Pourtant, le Tribunal administratif de Montreuil nous a récemment montré, à l’occasion d’un jugement rendu le 14 novembre 2024 (n°2304169), que la menace reste crédible devant le juge administratif – même si selon votre Avocate, cela devrait rester assez exceptionnel (faits d’une certaine gravité).
En l’espèce, le permis attaqué portait sur la construction d’un pavillon d’habitation à Neuilly-sur-Marne.
Les requérants avaient attaqué le permis de construire de leurs voisins – qui étaient également leurs vendeurs, dans le contexte d’une division du terrain en deux lots. Pourtant, les requérants avaient négocié à la baisse le prix de vente du lot qu’ils achetaient en connaissance de cause du projet de construction, ce qui ne les avait pas empêché ensuite de tout faire pour stopper la réalisation du projet de construction, pourtant de faible envergure et sans impact sur leur propre bien. Ils avaient ensuite obligé les pétitionnaires à déposer un permis modificatif et enfin, refusé la médiation proposée.

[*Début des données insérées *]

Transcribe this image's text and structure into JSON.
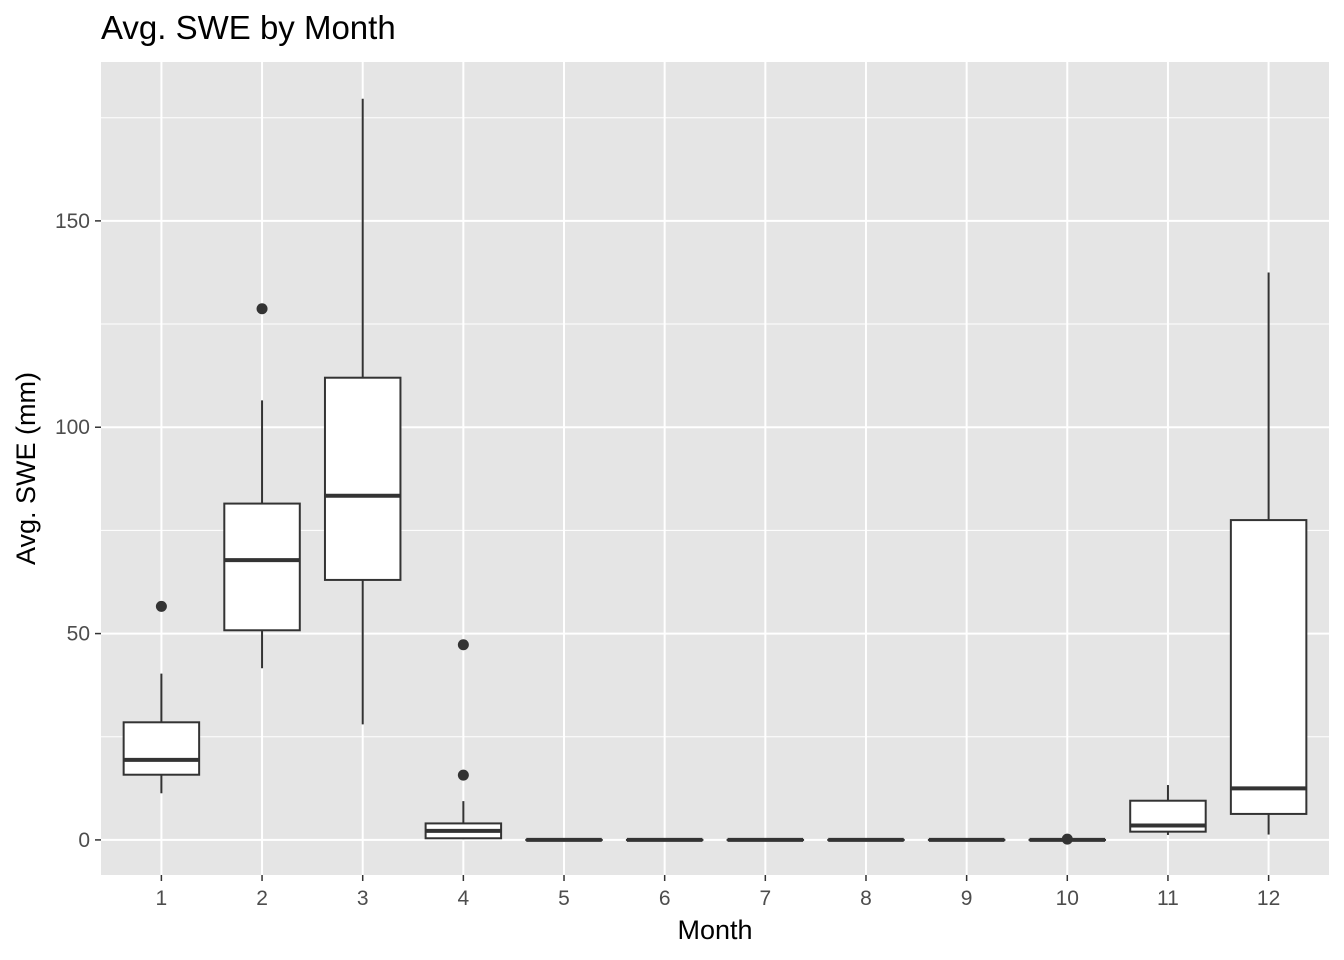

📢 Les bénéficiaires avaient demandé près de 71.000€ de condamnation. Le tribunal n’en retiendra que 4.000€ plus les frais de justice – ce qui est déjà suffisamment rare pour que la presse commente.
A quoi correspond au juste le caractère abusif de l’exercice d’un droit ?
Après tout, si un tribunal peut être saisi, c’est que l’action est a priori considérée comme légitime ; de plus en matière d’urbanisme, le requérant a toujours un intérêt personnel au recours, bien qu’une fois devant la justice administrative, seule la légalité de l’autorisation soit contrôlée.
D’après le rapport Labetoulle qui a largement inspiré le livre du code dédiée au contentieux de l’urbanisme (Construction et droit au recours : pour un meilleur équilibre, avr. 2013, téléchargeable ici), on pourrait considérer comme abusif :
📑 « le recours de celui qui, manifestement, dérange inutilement le juge au regard de la faiblesse de son argumentation ou des enjeux qui sous-tendent le recours, ou encore de la fréquence de ses saisines ».
📢 Serait aussi abusif, le recours porté par celui qui « exploite habilement à son profit toutes les armes, fussent-elles détournées de leur vocation première, pour gagner du temps ».
⛔ Ce serait enfin le cas des recours introduits dans la seule « volonté de nuire à son bénéficiaire (…) » ou dans le seul but d’obtenir une « contrepartie financière pouvant être négociée en échange d’un désistement (…) ».
Mais ce rapport ne donne qu’une définition très libre et très théorique du recours abusif. En pratique, c’est au juge – et à lui seul – d’apprécier si l’exercice de ce droit au recours a dégénéré.
Depuis 2013 devant la justice administrative, la recevabilité de l’action contre une autorisation de construire est déjà sévèrement appréciée (voir notre article sur les recours contre un permis de construire).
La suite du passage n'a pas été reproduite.